Satisfaction personifiedAugust 1, 2010
At Friday’s pre-race check-in and pasta dinner, I spotted Meghan Arbogast and went over to say hi to her.
“So,” I said, “I think we’re kinda the favorites for tomorrow.”
“Yeah, I think we kinda are,” she agreed.
And then I looked toward the parking lot and saw Tony Krupicka walking toward us. “Um, I think the new favorite just arrived….” was all I could add.
The last-minute addition of Tony to the White River field eliminated any realistic hopes I had of winning and thus was disappointing to me in that respect. But it also refocused me on my years-old goal of breaking the 7-hour barrier.
After a relatively good night’s sleep, it was time to go. In contrast to last year, when I burst from the starting line and led the field through the first few miles, I felt a bit sluggish and settled into 20th or 30th place. My time to the first aid station, Camp Sheppard (3.9 miles), was 29-something, a minute slower than last year.
Next came the long climb up to Ranger Creek (11.7 miles). I never feel that great on this section. The incline is a slap in the face after the gently rolling terrain preceding it, and it’s depressing to watch the great uphill runners drop me with apparent ease. Also, the moderate altitude (most of the race takes place between 3000 and 6000 feet) offers an extra challenge for sea-level dwellers like me. Anyway, I made it to Ranger Creek in 1:42, still a minute slower than last year.
Continuing to not feel wonderful, I somehow got to Corral Pass (16.9 miles) ahead of schedule (2:26, vs. 2:28 in 2009). With this satisfying split under my belt, I might have relaxed a bit too much heading back to Ranger Creek, although this section is also a perennial challenge for me because of the two-way traffic and the need to return people’s greetings so as not to seem like an elitist ass. My split back at Ranger Creek (22.1 miles) was 3:07 (vs. 3:08 in 2009).
For the past two years, I had found the descent from Ranger Creek to Buck Creek (27.3 miles) to be gentle and relaxing — a chance to run fast with minimal effort before the strenuous climb to Fawn Ridge (31.7 miles) and Sun Top (37.0 miles). Yesterday, for whatever reason, the leg was less serene and slower than usual. I unhappily arrived at Buck Creek in 3:46 (vs. 3:45 in 2009).

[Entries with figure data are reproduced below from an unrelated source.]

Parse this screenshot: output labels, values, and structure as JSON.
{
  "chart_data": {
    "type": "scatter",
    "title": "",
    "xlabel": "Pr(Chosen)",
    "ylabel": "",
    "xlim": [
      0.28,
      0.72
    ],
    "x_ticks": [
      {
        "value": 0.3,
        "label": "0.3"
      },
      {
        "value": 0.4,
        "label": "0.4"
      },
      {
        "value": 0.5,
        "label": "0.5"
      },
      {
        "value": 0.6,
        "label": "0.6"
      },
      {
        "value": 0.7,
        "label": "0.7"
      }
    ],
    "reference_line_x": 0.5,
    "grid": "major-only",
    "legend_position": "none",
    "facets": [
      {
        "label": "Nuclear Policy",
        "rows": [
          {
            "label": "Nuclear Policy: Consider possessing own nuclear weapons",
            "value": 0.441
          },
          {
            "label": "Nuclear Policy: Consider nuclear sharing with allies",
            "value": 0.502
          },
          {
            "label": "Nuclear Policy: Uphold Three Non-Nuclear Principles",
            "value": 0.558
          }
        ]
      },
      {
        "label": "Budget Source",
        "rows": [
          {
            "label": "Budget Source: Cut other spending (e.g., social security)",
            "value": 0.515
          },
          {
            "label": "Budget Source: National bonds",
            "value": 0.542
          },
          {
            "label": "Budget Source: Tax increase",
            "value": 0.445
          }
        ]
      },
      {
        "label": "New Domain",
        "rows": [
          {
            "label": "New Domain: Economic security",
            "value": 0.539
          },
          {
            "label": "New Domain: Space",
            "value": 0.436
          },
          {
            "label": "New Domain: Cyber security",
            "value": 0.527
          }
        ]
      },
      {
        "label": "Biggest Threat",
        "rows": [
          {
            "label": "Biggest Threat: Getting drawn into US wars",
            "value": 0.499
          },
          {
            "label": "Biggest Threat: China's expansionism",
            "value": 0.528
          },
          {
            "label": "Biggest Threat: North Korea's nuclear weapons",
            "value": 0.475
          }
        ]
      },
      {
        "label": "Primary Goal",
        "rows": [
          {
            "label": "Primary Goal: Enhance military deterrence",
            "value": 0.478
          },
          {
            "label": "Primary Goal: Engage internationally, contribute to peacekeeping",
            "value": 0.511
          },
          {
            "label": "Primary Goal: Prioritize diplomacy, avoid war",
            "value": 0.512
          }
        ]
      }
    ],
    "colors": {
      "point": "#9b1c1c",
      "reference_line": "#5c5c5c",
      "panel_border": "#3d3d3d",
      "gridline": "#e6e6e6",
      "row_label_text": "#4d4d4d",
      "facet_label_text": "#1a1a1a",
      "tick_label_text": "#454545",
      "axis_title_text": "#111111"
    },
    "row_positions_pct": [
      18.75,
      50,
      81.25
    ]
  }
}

With this unencouraging feedback from the various creek checkpoints, it was time to fish or cut bait. I stepped up the intensity, passed Adam Lint and Josh Brimhall, and got to Fawn Ridge in 4:29. I had again leapfrogged slightly ahead of my 2009 self (4:30). The ascent continued and so did my march forward place-wise. I passed Tim Olson, whom I briefly mistook for Tony because he’s long-haired and was running shirtless and in dark shorts, and then caught up to Scott Jurek, who was unmistakable in his fluorescent green top. “I love that singlet, Jurek,” I called out to him. “It’s like a giant bull’s-eye.”
Scott was climbing well, and I didn’t pass him until after we both caught Yassine Diboun, who was walking up some of the steeper parts (as most people do). I eventually pulled ahead of them; then came a prolonged downhill after the false summit, and they passed me back; then came the final switchbacks up to Sun Top, and I overtook Yassine again. I arrived at the summit hot on Scott’s heels in 5:24, now a whopping 5 minutes ahead of my 2009 split.
[Here’s me closing in on Scott as we approach Sun Top. Photo by Glenn Tachiyama.]
I passed Scott a minute or two into the 6.4 mile descent on the Sun Top dirt road. He asked me whether we were on sub-7 pace and, not having the breath to explain the caveats of my calculations, I simply said yes. I felt pretty strong and smooth, considering the uphill charge I had just made, and the metal mile markers on the side of the road offered welcome updates on pace and distance. At Skookum Flats (mile 43.4), I was still 5 minutes ahead of last year (6:05 vs. 6:10), and Scott was nowhere in sight.
The final 6.6 miles are fairly flat but full of roots and rocks. Last year I came to this section thinking that I could blast through it fast enough to dip under 7:00, but I couldn’t. This year I had the time cushion that I needed as long as I didn’t trip badly or run out of gas. Fluid intake and foot placement would be top priorities until I was figuratively and literally out of the woods.
Finally, at about 6:56 flat, I reached the dirt road that would take me to the finish line. “Thank God!” I said aloud with nonreligious but profound relief. I finished, smiling, in 6:58:10 — 3:49 faster than last year.
My smile was not a smile of victory, as I had been trounced by Tony (6:25:29, breaking his course record of 6:32 from last year!) and 19-year-old phenom Dakota Jones (6:49:20!), nor was it a smile of having run the best race I possibly could have. But I had finally laid my sub-7 quest to rest, and I was awfully satisfied with that, and it showed.